Mexican Street corn salad/dip from bellyfull.com

2 tbsp vegetable oil
4 ears fresh corn, shucked, kernels removed (about 3-4 cups fresh corn kernels)
 3 tbsp Mexican Crema or sour cream
 2 tbsp mayonnaise
1 clove garlic, grated on a microplane grater (about 1 to 2 tsp)
2 tbsp fresh juice from 2 limes
¼ tsp chili powder
¼ tsp cumin
1/8 tsp smoked paper
coarse salt and pepper, to taste
 ¼ cup Cotija or feta cheese, finely crumbled¼ cup finely diced red onion
 1/3 cup fresh cilantro leaves, finely chopped

  • Warm oil in a large nonstick skillet over medium-high heat until shimmering. Add in the corn kernels; cook for about 5 minutes, tossing a few times, until lightly charred. Season with salt and pepper, to taste. Remove from the heat and cool for 10 minutes.

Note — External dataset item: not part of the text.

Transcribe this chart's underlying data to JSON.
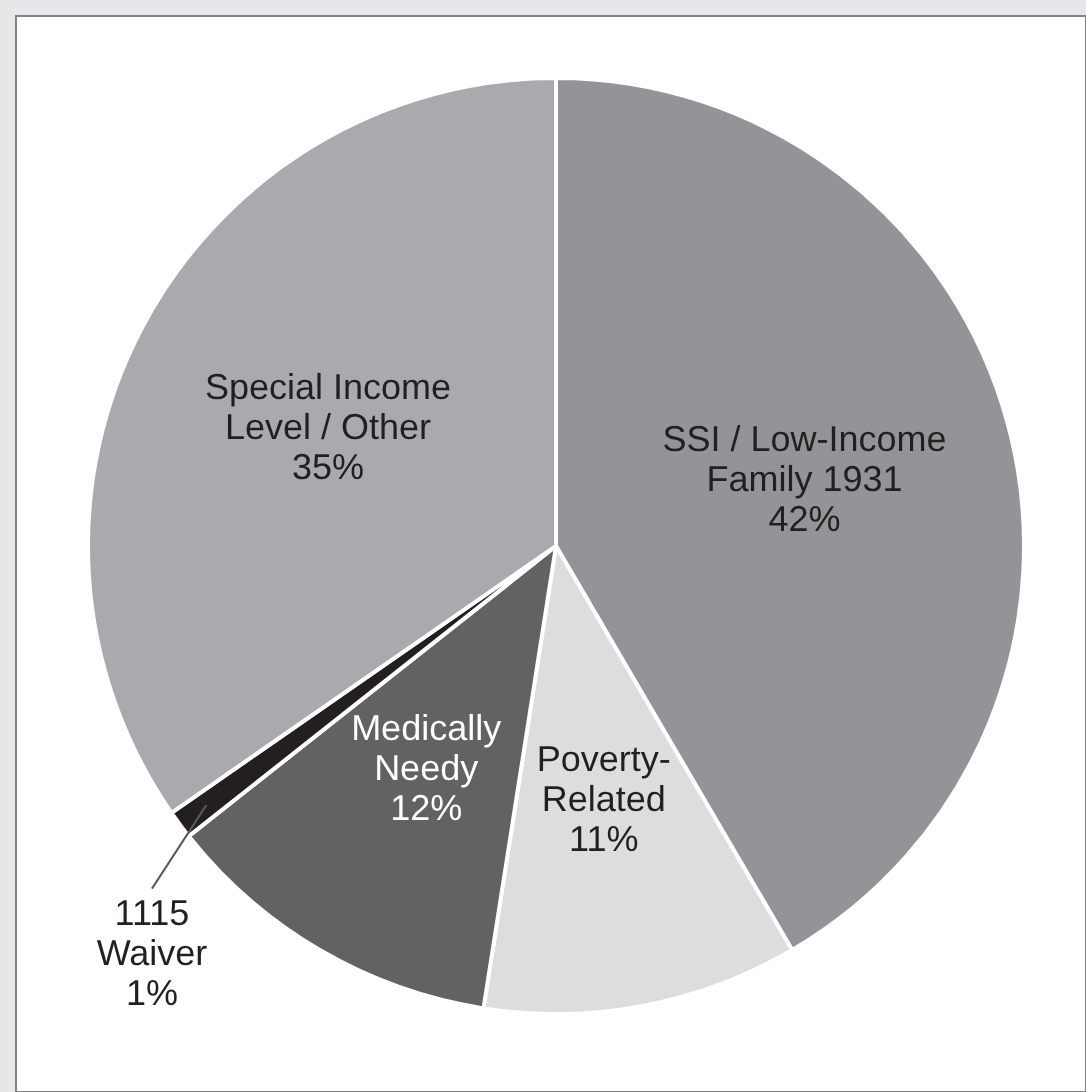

  • In a large mixing bowl, whisk together the crema, mayonnaise, garlic, lime juice, chili powder, cumin, paprika, and a pinch of salt and pepper.
  • Add dressing to the bowl with the cooled corn along with the cotija cheese, red onion, cilantro, and jalapeño. Using a rubber spatula, gently fold to combine and coat.
  • Serve and enjoy! (This salad is typically served warm, but it is also good at room temperature or even cold.)